Humildade de recomeçar do zero: Meu primeiro emprego no Canadá como Babysitter
Se você está planejando vir embora ou se você acabou de chegar no Canadá, SAIBA DE UMA COISA: você precisa recomeçar.
Salvo várias exceções, você precisa chegar e procurar um novo emprego. Se você veio acompanhando um marido, uma esposa, que veio estudar, você precisa arranjar um emprego e precisa arranjar algo pra fazer. Como conhecer pessoas? Como se comunicar com elas quando o inglês ainda não é fluente? Eu digo e repito: Traga a humildade na mala junto com você. Ela será a bagagem mais essencial de todas para não se frustrar, não se sentir completamente infeliz e querer voltar - desistindo de um sonho, de uma meta.

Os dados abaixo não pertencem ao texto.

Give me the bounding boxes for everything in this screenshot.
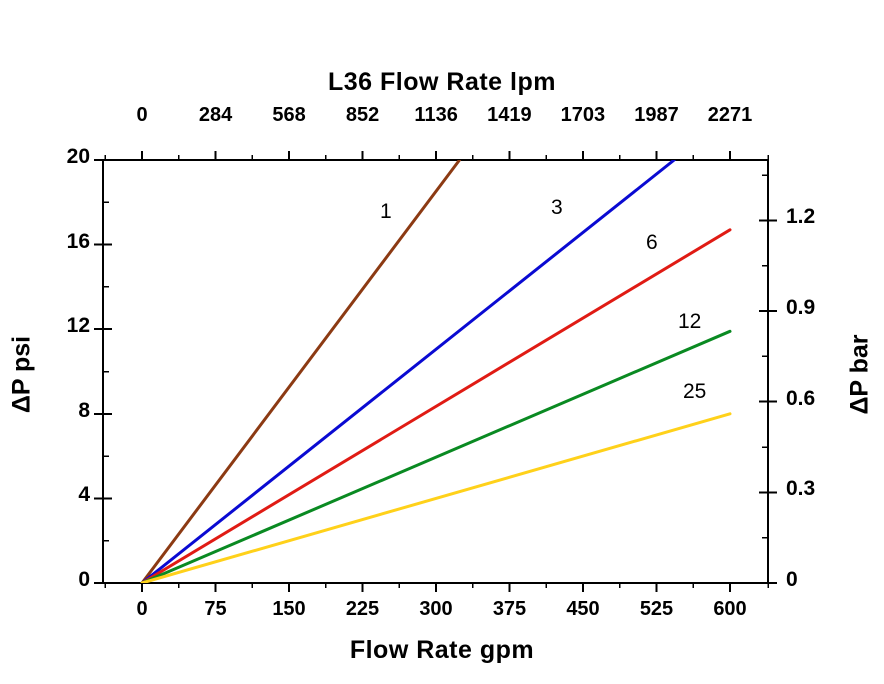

Não é fácil recomeçar e se reinventar. Eu sempre me perguntei: "o que mais eu sei fazer? Profissionalmente falando?". A verdade era só uma: NADA. Eu não sabia fazer nada além de limpar casa, cuidar de criança (achava eu né!), ficar na internet e ADVOGAR. Eu entrei na universidade aos 16 anos, me formei aos 21 e aos 22 já era advogada. Trabalhei com a mesma coisa por mais de 10 anos. Aos 28 anos vim pro Canadá e não sabia o que fazer.
Como me reinventar? E agora? Que desespero. Até que ouvi de uma grande amiga - que estava na mesma situação que eu - "eu vou ser babá Mari, é a única coisa que eu sei e gostaria de fazer no momento para ganhar uma grana e não me sentir tão sozinha e inútil". E eu pensei: "vou fazer isso também! Quem sabe dá certo?".
Me inscrevi em um site canadense, completei meu perfil e fui verdadeira com todas as informações. Postei fotos de perfil com meus afilhados no Brasil e meus gatos - pra mostrar que também era "pet-friendly". Com 3 dias de anúncio, recebi o primeiro contato. Uma canadense precisava de mim por 2 horas naquele dia de tarde, ela estava desesperada por ajuda, um bebê de 8 meses. Eu não sabia andar em Calgary, que dirá usar o transporte público. Peguei um taxi e naquele dia, literalmente, paguei para trabalhar. Mas fui feliz, contente e nervosa.
Cheguei lá e ela tinha a minha idade praticamente. Jovem, bonita e desesperada. Ela ficou nervosa quando viu que meu inglês era muito limitado. Eu tentei tranquilizar ela dizendo que eu entendia tudo que ela falava, mas expliquei que meu contato com o inglês era bem precário, mesmo morando aqui - eu havia chegado no Canadá há 1 mês e meio!
Ela me deixou 2h com a criança, eu brinquei, troquei fraldas e ainda coloquei pra dormir. Ela voltou como uma águia e desde aquele dia, me chamava 3 vezes por semana, por períodos maiores. 4 a 5 horas sozinha com ele. Eu fui melhorando meu inglês, ela foi me ajudando muito. Me corrigia, me ensinava e me deu o que eu precisava: uma oportunidade de começar.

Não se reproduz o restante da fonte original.